Puntualmente spunta l’imprenditore che valuta il mercato, fa i suoi conti, investe e rischia. Nel nostro caso è uno già operante nel settore alimentare zootecnico che decide di ampliare la sua azienda e crea una pasticceria per cani. Se la sua idea avrà successo farà utili. Se no, andrà in perdita. E noi nei suoi confronti non possiamo elevare nessun giudizio. Egli fa impresa e crea lavoro per sé e per l’indotto. E a chi, con facile moralismo, lo accusa di aver scelto un settore frivolo egli giustamente fa notare che “se ci soffermassimo su ciò che è solo vezzo dovrebbe chiudere gran parte dei negozi in zona” centro e periferia.

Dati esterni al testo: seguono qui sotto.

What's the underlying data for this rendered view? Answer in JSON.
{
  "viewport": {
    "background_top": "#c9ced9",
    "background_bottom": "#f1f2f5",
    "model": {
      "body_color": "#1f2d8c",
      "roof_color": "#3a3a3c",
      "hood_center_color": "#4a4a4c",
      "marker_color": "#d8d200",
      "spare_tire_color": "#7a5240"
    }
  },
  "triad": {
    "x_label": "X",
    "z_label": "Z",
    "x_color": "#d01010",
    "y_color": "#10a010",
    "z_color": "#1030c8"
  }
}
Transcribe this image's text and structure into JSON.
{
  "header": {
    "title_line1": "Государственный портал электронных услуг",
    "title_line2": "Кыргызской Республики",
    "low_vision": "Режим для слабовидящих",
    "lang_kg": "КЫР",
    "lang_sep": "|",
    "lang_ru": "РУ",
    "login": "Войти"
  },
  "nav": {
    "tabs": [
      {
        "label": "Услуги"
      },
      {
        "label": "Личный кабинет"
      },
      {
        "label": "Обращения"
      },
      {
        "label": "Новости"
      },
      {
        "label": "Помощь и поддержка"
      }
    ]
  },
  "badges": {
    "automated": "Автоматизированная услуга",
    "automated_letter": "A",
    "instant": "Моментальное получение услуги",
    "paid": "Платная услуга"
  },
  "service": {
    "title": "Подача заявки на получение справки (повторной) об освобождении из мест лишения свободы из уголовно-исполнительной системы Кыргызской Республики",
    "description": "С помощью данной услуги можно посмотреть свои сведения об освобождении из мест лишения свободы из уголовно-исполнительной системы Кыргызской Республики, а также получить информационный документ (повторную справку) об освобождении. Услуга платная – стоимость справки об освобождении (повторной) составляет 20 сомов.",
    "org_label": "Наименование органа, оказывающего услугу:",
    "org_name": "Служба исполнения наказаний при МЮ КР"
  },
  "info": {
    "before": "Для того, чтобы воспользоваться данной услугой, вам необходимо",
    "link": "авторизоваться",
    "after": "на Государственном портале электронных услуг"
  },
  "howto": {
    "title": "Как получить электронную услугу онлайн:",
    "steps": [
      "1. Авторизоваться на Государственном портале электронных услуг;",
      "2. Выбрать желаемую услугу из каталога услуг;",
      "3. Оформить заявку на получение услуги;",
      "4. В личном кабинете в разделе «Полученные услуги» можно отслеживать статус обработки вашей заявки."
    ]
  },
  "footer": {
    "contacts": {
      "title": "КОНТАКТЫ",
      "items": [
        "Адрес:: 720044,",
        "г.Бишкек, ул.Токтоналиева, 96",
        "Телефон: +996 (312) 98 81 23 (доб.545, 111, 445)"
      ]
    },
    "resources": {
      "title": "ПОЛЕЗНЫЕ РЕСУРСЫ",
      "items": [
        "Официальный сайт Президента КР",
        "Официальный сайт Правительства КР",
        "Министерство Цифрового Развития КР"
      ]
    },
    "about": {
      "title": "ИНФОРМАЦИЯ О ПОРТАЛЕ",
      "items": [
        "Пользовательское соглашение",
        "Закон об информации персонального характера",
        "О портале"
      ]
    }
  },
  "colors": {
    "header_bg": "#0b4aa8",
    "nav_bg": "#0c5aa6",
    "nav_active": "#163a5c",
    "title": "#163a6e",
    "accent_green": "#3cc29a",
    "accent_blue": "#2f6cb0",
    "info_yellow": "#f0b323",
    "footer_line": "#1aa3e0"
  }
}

Allora tutto bene? No di certo. Ai bei tempi andati gli animali da guardia domestici venivano nutriti con gli avanzi di casa. Poi arrivato il benessere, gli animali sono stati esentati dal servizio e promossi ad animali da compagnia, in una società in cui le persone non riescono più a stare tra loro, fanno fatica a comunicare e sostenere la difficoltà della diversità. Parlare con una persona che ha idee diverse dalle nostre è molto più faticoso che accarezzare e farsi accarezzare da un cane o da un gatto, magari dopo avergli fatto frequentare un corso per “ammaestrarlo”, per l’uso che ne vogliamo fare noi. Ammaestrare le persone è molto più difficile, si vede. E allora ecco la scorciatoia. Ci prendiamo un cane o un gatto, o di razza per esibirlo oppure, con buonismo politically correct, andiamo ad adottarne uno al canile o al gattile degli abbandonati. E si fa strada l’opinione che “i nostri cani diventeranno sempre più membri della famiglia, quindi hanno il diritto di mangiare cibo sano” anche loro. Adesso diamo loro anche il dolce, poi essi, poveri animali, diventeranno obesi, col colesterolo alto e diabetici. E ci saranno solerti veterinari che offriranno cure idonee, per i nostri amici a quattro zampe che avremo costretto a ripercorrere il nostro itinerario di infiacchimento biologico tipico delle società opulente che presentano patologie da benessere: gotta, diabete, aterosclerosi, carie dentarie… Ma cosa avevano fatto di male povere bestioline per essere ridotte così al solo scopo di tenere compagnia a tanti essere umani incapaci di comunicare col prossimo?
Ma se li volessimo veramente bene, ‘ste povere bestiole, gli lasceremmo fare la loro vita biologica secondo natura. Già noi abbiamo snaturato la nostra. Che diritto abbiamo di snaturare anche quella di altri esseri viventi, che hanno solo il torto di non sapersi ribellare?
Sono diventati fuori di testa i cani che vogliono scimmiottare gli uomini o sono gli uomini che hanno perso la bussola e vogliono costringere anche i cani a patire le esagerazioni della società dell’opulenza, della sedentarietà e della super alimentazione?